Android mobile apps are reportedly not selling as well as the Apple iPhone's apps, and some developers blame it on ineffective marketing on Google's Android Market.
Developer Tony Kay, whose two apps, Color Pop and Twistype, are top-ranked on the Android marketplace, told ZDNet UK's sister site, ZDNet Asia, in an email interview that the app showcase is lacking in comparison to the iPhone's.
One example he gave was the fact developers cannot upload screenshots to market their apps, as well as a 325-letter limit to the application description "which is woefully inadequate for everything except an alarm clock".
Kay noted that the Android website also lists a smaller selection of apps, compared to what mobile users can see. It highlights just the top few percent of apps that were most downloaded, hiding the majority of available apps from users browsing from a PC, he said. He explained that Android users do not have this issue if they browse the site via their mobile devices.
This prevents non-Android users, or those who prefer to search online on their PCs, from browsing available apps, he noted.
Kay said this "complete disassociation" of the website from the phone is also evident in the lack of integration — users cannot purchase an app from their PCs, unlike iPhone users on Apple's iTunes platform.
Android Market also tends to sort free apps at the top — burying paid apps from view — because the site does not distinguish free from paid apps and sorts them by download count, resulting in the top billing for free apps, he said.
Comparing Android with Apple's iTunes and mobile App Store, he said: "There are screenshots, tons of text space, room for marketing images, and the ability to window shop from any computer with iTunes, purchase an app and later install it on your phone."
Kay's observations are echoed in a blog post from Larva Lab's Matt Hall. The Android game maker is not enjoying any windfalls from the Google marketplace, in spite of selling two of the platform's top-ranked games.
Some of Hall's complaints about Android Market also highlighted the lack of screenshots and difficulty in finding paid apps. The option to show paid apps is buried in a sub-menu, he said.
Revenues 'nothing to shout about'
Kay said revenues generated by his apps on the Android platform pale in comparison to the iPhone's earnings.

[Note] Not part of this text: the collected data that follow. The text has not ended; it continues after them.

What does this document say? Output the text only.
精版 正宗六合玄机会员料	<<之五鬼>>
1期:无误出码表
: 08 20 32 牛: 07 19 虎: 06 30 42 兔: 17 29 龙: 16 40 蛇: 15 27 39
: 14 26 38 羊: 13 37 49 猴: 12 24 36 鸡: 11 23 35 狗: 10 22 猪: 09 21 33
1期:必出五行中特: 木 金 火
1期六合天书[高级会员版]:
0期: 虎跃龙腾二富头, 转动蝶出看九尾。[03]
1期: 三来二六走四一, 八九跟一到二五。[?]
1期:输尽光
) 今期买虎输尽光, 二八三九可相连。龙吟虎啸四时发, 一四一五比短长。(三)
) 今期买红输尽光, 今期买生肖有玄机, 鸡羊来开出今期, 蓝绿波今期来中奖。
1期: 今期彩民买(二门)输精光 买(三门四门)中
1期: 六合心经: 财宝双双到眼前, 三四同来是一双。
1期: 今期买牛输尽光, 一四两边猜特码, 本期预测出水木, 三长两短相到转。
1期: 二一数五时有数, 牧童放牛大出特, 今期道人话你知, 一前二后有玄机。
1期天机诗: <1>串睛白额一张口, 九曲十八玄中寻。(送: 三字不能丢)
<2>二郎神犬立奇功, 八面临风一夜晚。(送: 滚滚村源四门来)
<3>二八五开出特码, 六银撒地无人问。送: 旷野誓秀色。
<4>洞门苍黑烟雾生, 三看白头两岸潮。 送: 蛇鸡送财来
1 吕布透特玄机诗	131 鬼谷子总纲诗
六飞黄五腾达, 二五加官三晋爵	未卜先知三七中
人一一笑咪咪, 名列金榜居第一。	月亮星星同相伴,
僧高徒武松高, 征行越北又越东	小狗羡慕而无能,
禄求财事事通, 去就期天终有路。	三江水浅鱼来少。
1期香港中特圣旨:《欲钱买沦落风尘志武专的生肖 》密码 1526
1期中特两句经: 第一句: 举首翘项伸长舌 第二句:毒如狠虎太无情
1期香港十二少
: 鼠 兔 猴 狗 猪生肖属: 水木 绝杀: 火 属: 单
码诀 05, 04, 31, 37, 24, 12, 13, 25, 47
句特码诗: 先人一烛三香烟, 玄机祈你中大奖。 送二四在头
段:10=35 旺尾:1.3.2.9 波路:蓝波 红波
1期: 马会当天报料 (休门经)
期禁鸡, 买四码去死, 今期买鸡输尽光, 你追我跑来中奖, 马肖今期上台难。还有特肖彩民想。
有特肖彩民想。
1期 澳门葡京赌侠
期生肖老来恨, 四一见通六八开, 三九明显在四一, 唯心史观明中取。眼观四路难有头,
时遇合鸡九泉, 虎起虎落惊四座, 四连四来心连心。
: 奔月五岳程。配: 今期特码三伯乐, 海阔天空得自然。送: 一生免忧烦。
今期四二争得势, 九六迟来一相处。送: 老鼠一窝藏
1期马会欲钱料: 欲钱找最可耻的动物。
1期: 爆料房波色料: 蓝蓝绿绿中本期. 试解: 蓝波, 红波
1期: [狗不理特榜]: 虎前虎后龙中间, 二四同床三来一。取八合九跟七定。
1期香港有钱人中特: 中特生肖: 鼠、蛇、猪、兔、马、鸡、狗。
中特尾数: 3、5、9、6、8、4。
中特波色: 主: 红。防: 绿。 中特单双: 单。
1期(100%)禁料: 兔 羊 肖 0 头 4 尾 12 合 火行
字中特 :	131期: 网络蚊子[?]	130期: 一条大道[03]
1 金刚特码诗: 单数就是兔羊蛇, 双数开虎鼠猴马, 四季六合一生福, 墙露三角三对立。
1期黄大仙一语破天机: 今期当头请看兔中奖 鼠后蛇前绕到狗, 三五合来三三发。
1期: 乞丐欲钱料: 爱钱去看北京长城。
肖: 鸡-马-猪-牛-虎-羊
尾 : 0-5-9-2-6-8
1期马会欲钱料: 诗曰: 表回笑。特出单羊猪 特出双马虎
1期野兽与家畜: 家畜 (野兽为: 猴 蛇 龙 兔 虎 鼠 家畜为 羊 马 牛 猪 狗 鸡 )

While some top-ranked games have earned $20,000 (£12,000) a month in the early months, this is much smaller in comparison to the six- and seven-figure numbers registered on the iPhone platform, he said.
Kay's paid apps have garnered 4.5 out of five stars in the user ratings and held top billing for about half a year, although he said he "just barely cracked minimum wage for the time [he] spent".
Sales are "relatively steady, but nothing to shout about", he added.
Another developer, Dan Syrstad', has a paid app called AlphaMixr that is also one of the top-rated games on the Android Market. In an email interview with ZDNet Asia, Syrstad said the app pulls in about $25 per day and added that he will be announcing other apps "to compensate" the shortfall.
Developers want direct billing
Another issue highlighted in Hall's blog post was Google's Checkout process, which requires users to input a credit-card number to buy an app, instead of billing the amount directly to their mobile plan. This lengthier process, compared to the iPhone's, acts against impulse buys, said Hall.
Syrstad agreed. "People don't want to whip out their credit card and type in all of the information to spend $0.99 to $2.99."
Citing analytics he conducted to track the number of clicks on the "buy full game" button, he said "hundreds of people a day" have the intention of buying the app's full version but drop out during the checkout process. He blames the issue on the lack of a streamlined checkout method.
"We need direct carrier billing or something similar," Syrstad said. "You want the user to say 'I want this app', maybe enter a password, and that's it."
T-Mobile is looking to launch a direct billing service for its US customers, which will allow Android-based app purchases to show up in customers' mobile bills.
T-Mobile currently uses the Google Checkout process for its Android devices, but is expecting to launch direct billing in future, a representative told ZDNet Asia via email.
A Google spokesperson said the recently announced updates that will be coming with Android 1.6 aim to address these issues.
Google said: "We've made significant changes to the user interface to make it easier for users to find both paid and free applications. We are also currently exploring additional payment options to make it easier for users to purchase applications."
The update to Android Market also appears to be aimed at addressing some of the aesthetic complaints, by including longer descriptions and screenshots.